In the grand final rematch St Kilda could not muster the sort of momentum they had the previous week, and were beaten by Collingwood 108 to 52. Many have speculated in both the media and in personal conversations as to what might have been had extra time been allowed in that first grand final. This no doubt, will continue in the off-season. Maybe the AFL will consider changing the rules?
This reflection however, does apply to every day life as well. In all sorts of situations there are rules we follow, although we may not like them.
There are road rules to ensure safety considerations, electoral rules so that people only vote once, there are Council rules in order for neighbours to live peaceably, there are University and School rules......

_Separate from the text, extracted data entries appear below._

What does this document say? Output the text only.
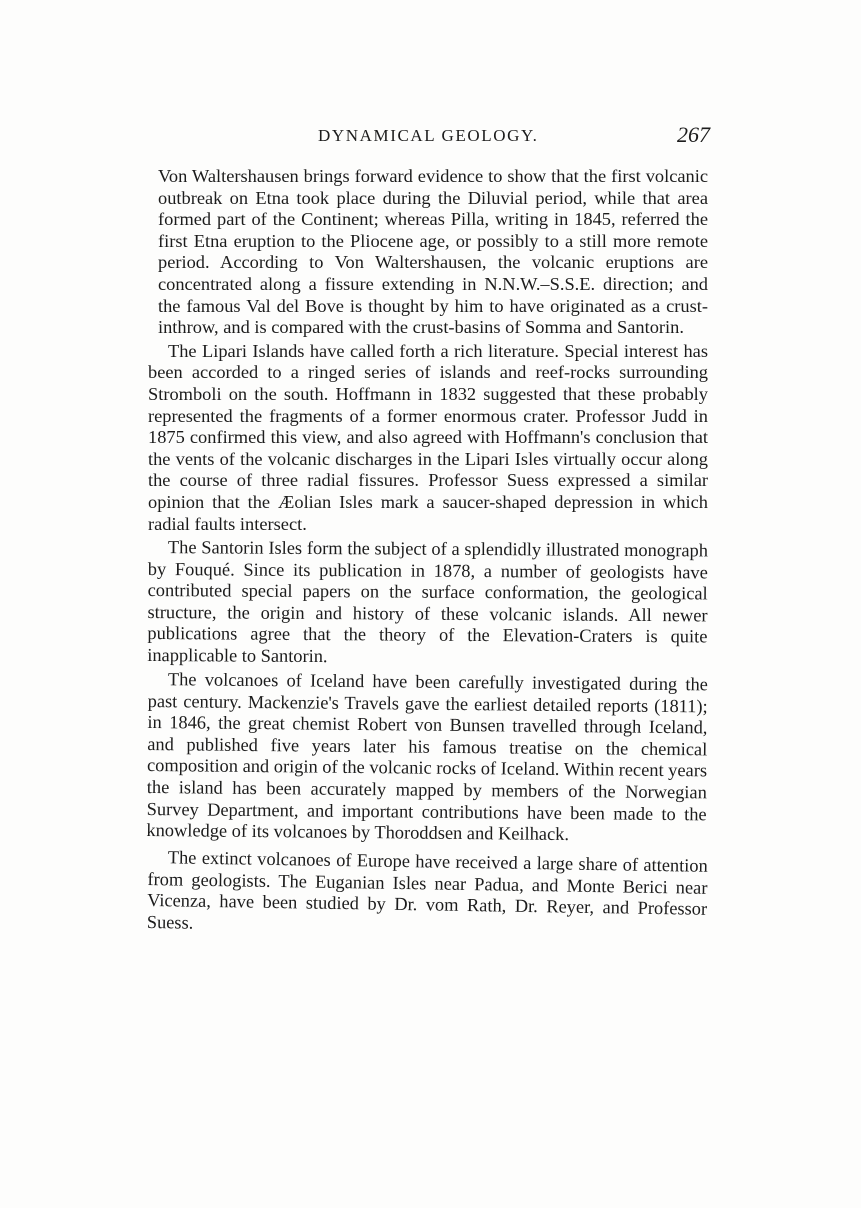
DYNAMICAL GEOLOGY.	267

Von Waltershausen brings forward evidence to show that the first volcanic outbreak on Etna took place during the Diluvial period, while that area formed part of the Continent; whereas Pilla, writing in 1845, referred the first Etna eruption to the Pliocene age, or possibly to a still more remote period. According to Von Waltershausen, the volcanic eruptions are concentrated along a fissure extending in N.N.W.–S.S.E. direction; and the famous Val del Bove is thought by him to have originated as a crust-inthrow, and is compared with the crust-basins of Somma and Santorin.

The Lipari Islands have called forth a rich literature. Special interest has been accorded to a ringed series of islands and reef-rocks surrounding Stromboli on the south. Hoffmann in 1832 suggested that these probably represented the fragments of a former enormous crater. Professor Judd in 1875 confirmed this view, and also agreed with Hoffmann's conclusion that the vents of the volcanic discharges in the Lipari Isles virtually occur along the course of three radial fissures. Professor Suess expressed a similar opinion that the Æolian Isles mark a saucer-shaped depression in which radial faults intersect.

The Santorin Isles form the subject of a splendidly illustrated monograph by Fouqué. Since its publication in 1878, a number of geologists have contributed special papers on the surface conformation, the geological structure, the origin and history of these volcanic islands. All newer publications agree that the theory of the Elevation-Craters is quite inapplicable to Santorin.

The volcanoes of Iceland have been carefully investigated during the past century. Mackenzie's Travels gave the earliest detailed reports (1811); in 1846, the great chemist Robert von Bunsen travelled through Iceland, and published five years later his famous treatise on the chemical composition and origin of the volcanic rocks of Iceland. Within recent years the island has been accurately mapped by members of the Norwegian Survey Department, and important contributions have been made to the knowledge of its volcanoes by Thoroddsen and Keilhack.

The extinct volcanoes of Europe have received a large share of attention from geologists. The Euganian Isles near Padua, and Monte Berici near Vicenza, have been studied by Dr. vom Rath, Dr. Reyer, and Professor Suess.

In most cases, in our democratic society these rules are made with the interest of our society at heart. They may be different in different countries, such as the USA which has different gun-control rules and no compulsory voting.
When we are in the USA we abide by their laws and rules. The Bible tells us to 'give to Caesar what is due to Caesar' and this is no different from accepting the rules of different games, even if they seem a bit anarchic to many of us.
Christianity has sometimes gone against the 'norms' and seen to be different from the rest of society.
We can cite the example of Jesus overturning the tables of the merchants in the Temple, or His love that He gave Himself to die on that Cross for each person's sins, or we can site how Stephen was martyred by stoning and forgiving those who were executing him.
Christians are different to the rest of society. Christians have a message of Salvation that in many situations, creates great fear in others. If the Christian is spot-on, then the long term prospects for 'everyone else' is worrisome to say the least. Yes, Christians are different.
The AFL too dares to be different. I ask you, who else plays AFL in the world? And moreover, although it may annoy some people to have a grand-final replayed, even 'putting off' personal plans (such as weddings as noted in the media), perhaps the AFL is to be respected for sticking to its principles.